J86
J86 is a multipass compiler that is structured to apply compiler optimisations techniques down to x86 assembly. The language is sort of C like. The project is mostly focused on good structure for applying optimisation. The syntax supports functions, variables, if and while control flow constructions and 32 bits integers.
Here is a recursion example:
FUNCTION fact(i : INT32) : INT32 {
IF( i == 1 ) { RETURN 1; }
RETURN i * fact(i-1);
}
FUNCTION main() : INT32 {
LET a:INT32 = fact(5);
IF( a == 120 ) {
printf("RECURSION OK");
} ELSE {
printf("RECURSION NOK");
}
RETURN 0;
}
And a while loop one:
FUNCTION main() : INT32 {
LET a : INT32 = 0;
WHILE(a != 10) {
a = a + 1;
}
IF(a == 10) {
printf("WHILE OK");
} ELSE {
printf("WHILE NOK");
}
RETURN 0;
}
You can find a few more examples in examples in the project.
The simplest way to try it is to use the following that build, assemble, link and run executable through a docker container configured with all necessary tools:
./run.sh function.msl
It is also possible to run the compiler through node directly, by running the line below, which output assembly code in file.asm.
nodejs /code/src/compiler.js /code/examples/function.msl
The compiler works in multiple passes. It's possible to print output of each pass by adding the --debug to the compiler. Working in passes in very useful as it allows to spot issues in higher passes which are less verbose than what full assembled code can be.
Optimisations
The optimisations currently applied are:
- Register allocation:
- Instead of storing variable in memory, use registers if available. The implementation use graph coloration algorithm for selecting a good selection.
- If no registers are available, the compiler use spill variables for storing results.
- Variable and constants propagation:
- When a variable is assigned to another variable, the first variable can be used as a replacement for the second one: a = 1; b = a; c = b; can be replaced by a = 1; b = a; c = a;.
- Dropping unused instructions:
- If a value is never read, operations that produced it are not necessary to even compute it.

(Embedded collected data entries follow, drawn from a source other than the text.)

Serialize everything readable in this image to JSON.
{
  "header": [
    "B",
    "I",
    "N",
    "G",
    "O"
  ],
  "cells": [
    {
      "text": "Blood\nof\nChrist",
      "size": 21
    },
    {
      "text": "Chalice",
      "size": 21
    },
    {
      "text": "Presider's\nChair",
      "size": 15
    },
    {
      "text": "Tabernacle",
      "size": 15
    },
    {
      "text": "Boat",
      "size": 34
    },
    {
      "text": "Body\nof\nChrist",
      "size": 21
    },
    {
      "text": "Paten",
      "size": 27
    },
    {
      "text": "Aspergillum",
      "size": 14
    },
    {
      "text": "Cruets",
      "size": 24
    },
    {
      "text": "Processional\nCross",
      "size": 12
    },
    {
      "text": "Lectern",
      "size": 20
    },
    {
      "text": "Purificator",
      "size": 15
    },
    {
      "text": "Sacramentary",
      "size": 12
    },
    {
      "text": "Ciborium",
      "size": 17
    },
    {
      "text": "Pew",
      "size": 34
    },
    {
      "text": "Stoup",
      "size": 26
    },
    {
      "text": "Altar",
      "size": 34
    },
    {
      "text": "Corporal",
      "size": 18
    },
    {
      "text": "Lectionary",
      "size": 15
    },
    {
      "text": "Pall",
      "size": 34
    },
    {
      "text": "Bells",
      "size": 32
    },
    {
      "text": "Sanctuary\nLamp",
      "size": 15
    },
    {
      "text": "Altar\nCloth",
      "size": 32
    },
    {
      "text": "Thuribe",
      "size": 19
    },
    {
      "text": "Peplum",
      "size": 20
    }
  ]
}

The compiler does this in simple cases. Its effectiveness is improved by the variables and constants propagation.
SSA transform
One of the interesting aspect of the compiler is the transformation of the code to SSA form using classical R. CYTRON paper here: https://www.cs.utexas.edu/~pingali/CS380C/2010/papers/ssaCytron.pdf R. This is the same algorithm LLVM use. This use the notion of dominance frontier, which is a graph theory notion. I used the following paper for implementation https://www.cs.rice.edu/~keith/EMBED/dom.pdf.
Both papers are a bit of a dense read, so if you want to get a introduction to SSA transform, I recommend this set of slides: https://web.stanford.edu/class/archive/cs/cs143/cs143.1128/lectures/17/Slides17.pdf.
TODO
- support of return values
- support of parameters in calls
- spill variable handling (variable not replaced by registers are spill variable possibly ) ?
- recycle spill variable
- save and restore registers in callee
- allocate space on stack for local variables
- support of string
- support of printing
- output to NASM format
- replace load and store by marking variables on SSA on first use (and only use store explicitly)
- replace store->load by replacement of the register
- replace load->load by replacement of the register
- support of callee and caller registers
- compute process dominance function by function
- support of global variables
- support of types (int and int*)
- use a keyword for declaring value instead of just initializing it ?
- let functions returns values by pointer or in eax depending of size
- support of structures
- Handle larger types like int64 by adding a way to address partial variable in IR ?
- support of int64 using adc